Jensen Huang’s winning week


World’s happiest country? That’s easy. Finland has won that title for eight straight years.

But what about world’s happiest CEO? You might nominate Amazon’s Jeff Bezos, who’s probably still in his Sanchez honeymoon phase and just filed to sell $1.5B more in shares.

But we’ll venture another candidate: Nvidia’s Jensen Huang. And it’s not just because of his congenial grin and trademark leather jacket. Rather, it’s three reasons…

  1. He’s got the world’s most valuable company 

You’ll have heard his AI chip pioneer just became the world’s first listed firm to break the $4T mark, but it’s worth a quick look at the trajectory — it’s up…

  • 80% since April
  • 250% since early last year, and
  • 1,000% since early 2023 (the year it first cracked $1T).

That run has driven Huang’s own net worth beyond $143B, overtaking Warren Buffett. But what’s behind this run? Beyond “ermahgerd, Er Er” (translation: ‘OMG, AI’), it’s also… 

  1. He can sell chips to China again

China has long been a critical Nvidia market, accounting for ~13% ($17B) of all revenues last year. And that’s remarkable when you recall the Biden administration was actually tightening chip exports to China to avoid helping the People’s Liberation Army.

Huang managed to thread that needle in a novel way: via the purpose-built H20 chip from late 2023, which went on to become China’s go-to AI chip throughout 2024. It was ✌️purpose-built✌️ in the sense it was deliberately slower, to duck under the tighter US rules.

But when Trump 2.0 revoked Huang’s H20 license for China earlier this year, things looked grim: the CEO had to declare a $5.5B write-down in April, and his share price bottomed out. So one reason why Nvidia’s share price is soaring again this week is this: according to a company blog post, Nvidia now has the green light to resume H20 sales to China.

Which gets us to how Huang pulled this off…

  1. He’s wining and dining the right people

Huang’s strategy has targeted not just the Trump administration and US lawmakers, but also the broader public via some big media interviews.

And his arguments have been consistent, claiming that selling H20s to China maintains:

  • a) America’s tech advantage by keeping China dependent on US tech
  • b) America’s economic advantage by keeping that revenue pipeline for the US rather than rivals like China’s own Huawei, and collectively thereby…
  • c) America’s security advantage, with any risk of tech leakage to the People’s Liberation Army (PLA) still manageable.

He basically makes that last point by arguing that the PLA doesn’t even want American-made chips in its systems because that’d be a security risk. And even if the PLA got its hands on H20s, the tech’s self-imposed speed limits make the risk tolerable.

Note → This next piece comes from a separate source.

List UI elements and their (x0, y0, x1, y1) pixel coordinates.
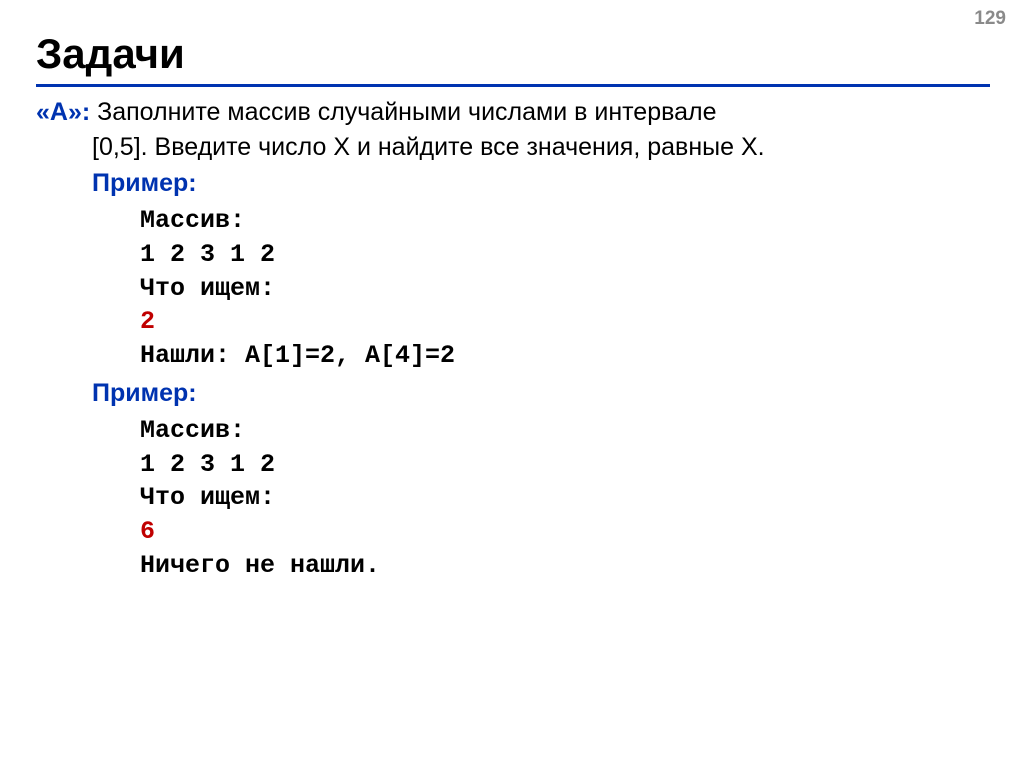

But yep, it’s that same “China doesn’t want them” argument that might be the most intriguing, because a US thinktank actually combed through 66,000 of the PLA’s purchase records (pre-H20) and found the PLA was absolutely frothing for advanced Nvidia chips. And even once Biden’s chip controls kicked in and the H20 became popular, there were still reports last year of users in China getting hold of ultra-advanced A100 chips.

Anyway, it seems Trump 2.0 has concluded the pros outweigh the cons. And Huang’s customers in China seem comfortable too: he was there within days of Trump’s initial ban, and is due back for government meetings to share the good news this week.

Intrigue’s Take

There’s long been focus on how China’s Xi Jinping has weighed up his competing economic and security priorities. And the spate of crackdowns have made clear: he wants a thriving private sector, but only so long as it’s still answerable to the Party. We wrote recently about the clear symbolism in the president’s decision to host China’s top CEOs, but at a gathering presided by the Party’s chief propagandist, Wang Huning.

So maybe the most interesting story about this latest Nvidia story is what it reveals about how President Trump is balancing those same competing priorities for the US: his initial move to block Nvidia’s H20 pipeline to China suggested he was leaning more towards security. And his subsequent H20 reversal suggests maybe he’s rebalancing back towards business — perhaps that’s because Nvidia successfully argued that pro-business is pro-security. Or maybe Nvidia has pledged something else helpful to US security.

Whatever’s going on, Nvidia’s CEO has figured out how to have his chips and eat them too, hence our formal nomination for the title of the world’s happiest CEO.